Welcome to the real world: a world of tired, angry, frustrated people. In school, we’re taught respect and courtesy but the real world is devoid of it.  You see, most companies only show the benefits of working for them just to attract people like you. Once you’re already part of a company, most of the time, you don’t really have a right to complain about things are done because you don’t have the competencies to prove your worth yet. You have yet to earn a voice.

What can we do about this?

Endure. Persevere. Hope.  This is a transition that you’re going through, and a rough one at that.

Sense of Entitlement

Most graduates from our school have a sense of entitlement that we got from the ideals taught in class. We are often told that we are the best that this country has to offer and we somehow expect the best to be given to us. We expect to have a high-paying job, a doable workload, respect from other colleagues, offered the best spot in the office, and the list of “best’s” continue. That’s not supposed to be the case.

We need to know that we have roles and positions. One of the causes of disappointments for young people like you is that you feel that the world owes you some respect. Well, the fact is it doesn’t. The world can do whatever it wants with us because we have yet to prove ourselves. It’s a principle that young people should learn to live by. Accepting that principle won’t make you feel better but it will make work more bearable.

What will make things more difficult is the fact that you’re used to doing things in a certain way. We’re used to seeing the results of our efforts (through tests) quickly and are able to act accordingly. In the real world, that’s not how things work. In the real world, everything worthwhile takes time. In school, you have a definite time to make up for what you did wrong.
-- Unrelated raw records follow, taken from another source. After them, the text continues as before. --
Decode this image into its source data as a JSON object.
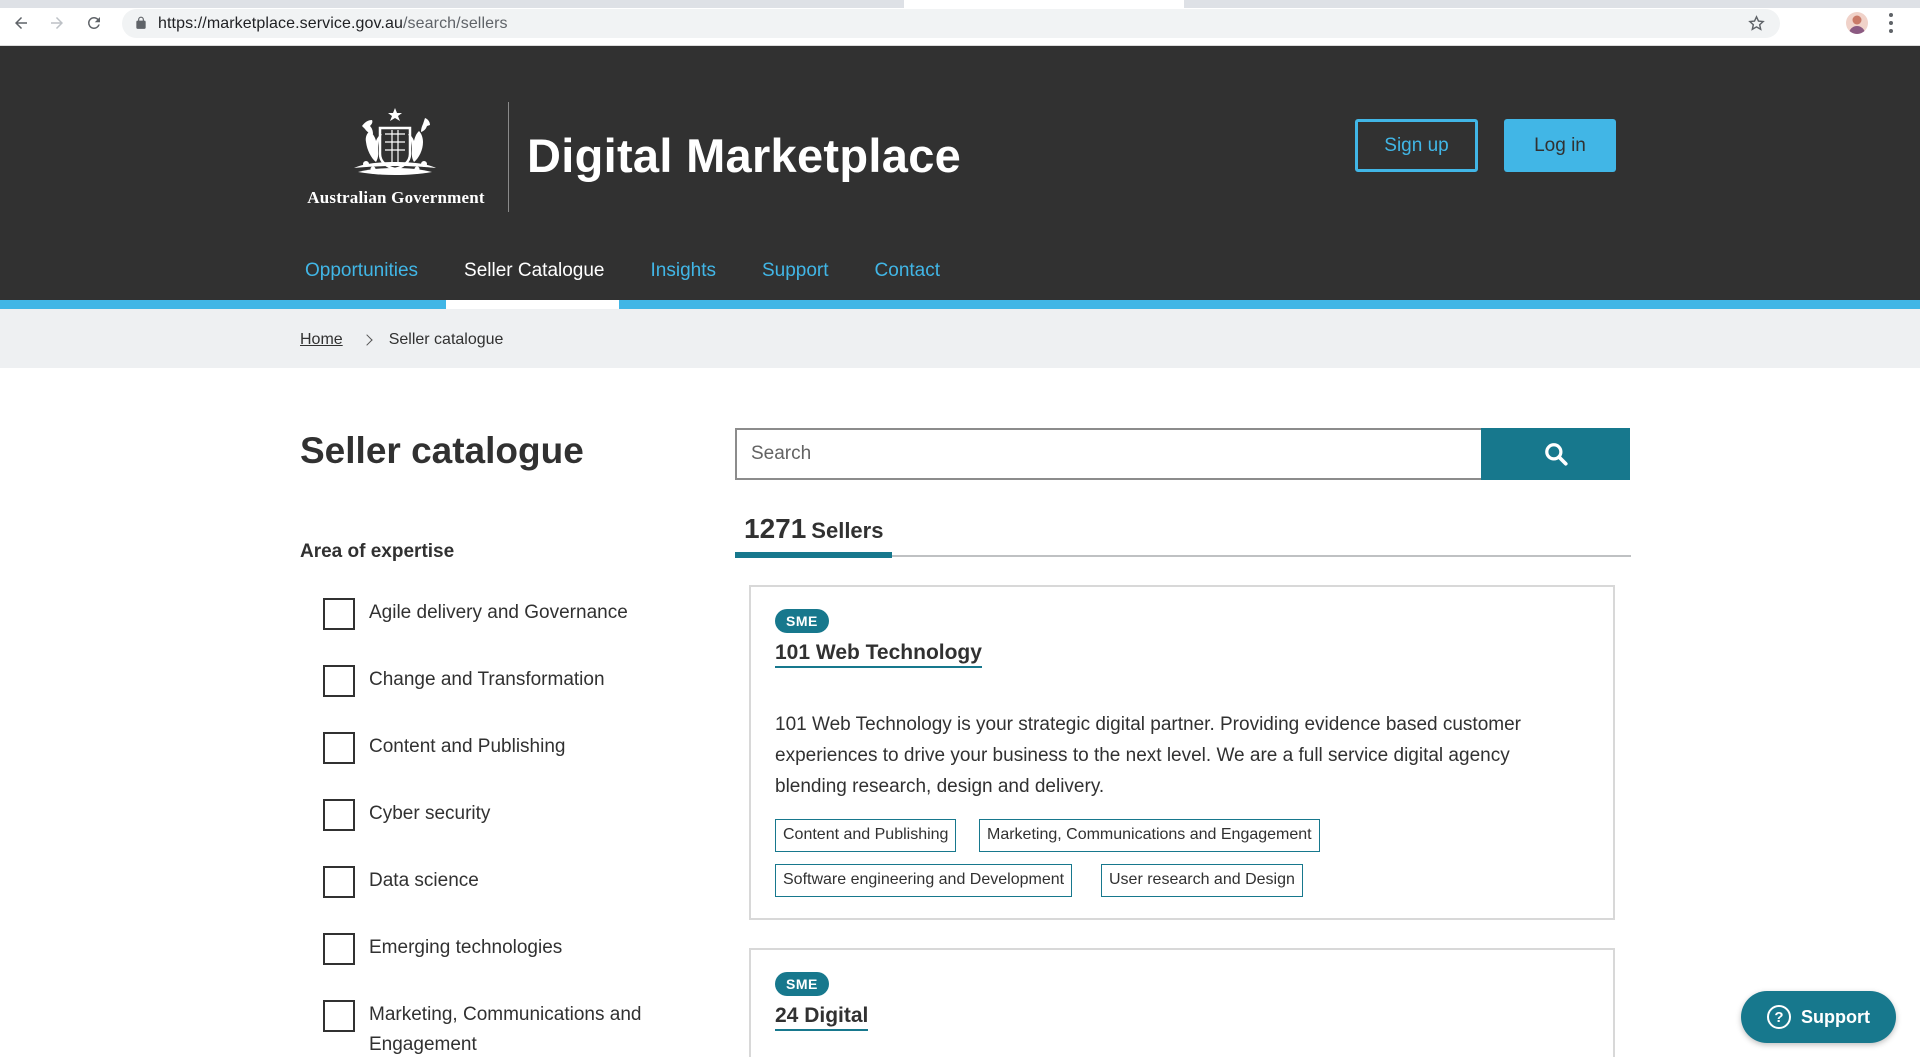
{
  "browser": {
    "url_host": "https://marketplace.service.gov.au",
    "url_path": "/search/sellers"
  },
  "header": {
    "gov_name": "Australian Government",
    "site_title": "Digital Marketplace",
    "signup_label": "Sign up",
    "login_label": "Log in",
    "nav": [
      {
        "label": "Opportunities",
        "active": false
      },
      {
        "label": "Seller Catalogue",
        "active": true
      },
      {
        "label": "Insights",
        "active": false
      },
      {
        "label": "Support",
        "active": false
      },
      {
        "label": "Contact",
        "active": false
      }
    ]
  },
  "breadcrumb": {
    "home": "Home",
    "current": "Seller catalogue"
  },
  "page": {
    "title": "Seller catalogue"
  },
  "filters": {
    "heading": "Area of expertise",
    "items": [
      "Agile delivery and Governance",
      "Change and Transformation",
      "Content and Publishing",
      "Cyber security",
      "Data science",
      "Emerging technologies",
      "Marketing, Communications and Engagement"
    ]
  },
  "search": {
    "placeholder": "Search"
  },
  "results": {
    "count": "1271",
    "unit": "Sellers"
  },
  "sellers": [
    {
      "badge": "SME",
      "name": "101 Web Technology",
      "description": "101 Web Technology is your strategic digital partner. Providing evidence based customer experiences to drive your business to the next level. We are a full service digital agency blending research, design and delivery.",
      "tags": [
        "Content and Publishing",
        "Marketing, Communications and Engagement",
        "Software engineering and Development",
        "User research and Design"
      ]
    },
    {
      "badge": "SME",
      "name": "24 Digital"
    }
  ],
  "support_widget": {
    "label": "Support"
  },
  "colors": {
    "header_bg": "#313131",
    "accent_light_blue": "#41b6e6",
    "accent_teal": "#17788d",
    "breadcrumb_bg": "#eef0f2"
  }
}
In the real world, no matter how hard you work, success has its own time. This is when you will start to respect the power of time and virtue of patience. Just because you’re not successful in your first year or third year of working, doesn’t mean you’re incompetent. Just because you didn’t get into your dream job doesn’t mean you should stop dreaming. Just because things aren’t going your way doesn’t mean you should stop living. Things take time and the true test of character is how long you stuck with what you believed was worthwhile.

New Beginning

What helped me go through my year in Makati was that I realized I wasn’t ALL THAT. I was a no body. Although that was degrading, it was liberating as well. I realized that because I was a NOBDOY that meant I CAN BE SOMEBODY.

Taking the Pain That Comes With the Joy

You will go through more pain, more heartaches, more disillusions. But with every disappointment comes an opportunity to grow; with every pain, comes a chance to heal; with every disillusion, comes a new sense of self. I always believed that we can never be fulfilled if we never feared failure. Neither can we feel disappointed of we never expected to succeed.

What also helped me get through work was I lived all my experiences to the fullest. If I was hurt, I cried my heart out. If I was happy, I laughed my lungs out. By living in those extremes, I started to see how to strike the balance. It takes a lot of work but I guarantee you, it’s worth the try. And I can guarantee you that you’ll want to teach because you want to pass on something valuable to your students. At least that’s how it works for me.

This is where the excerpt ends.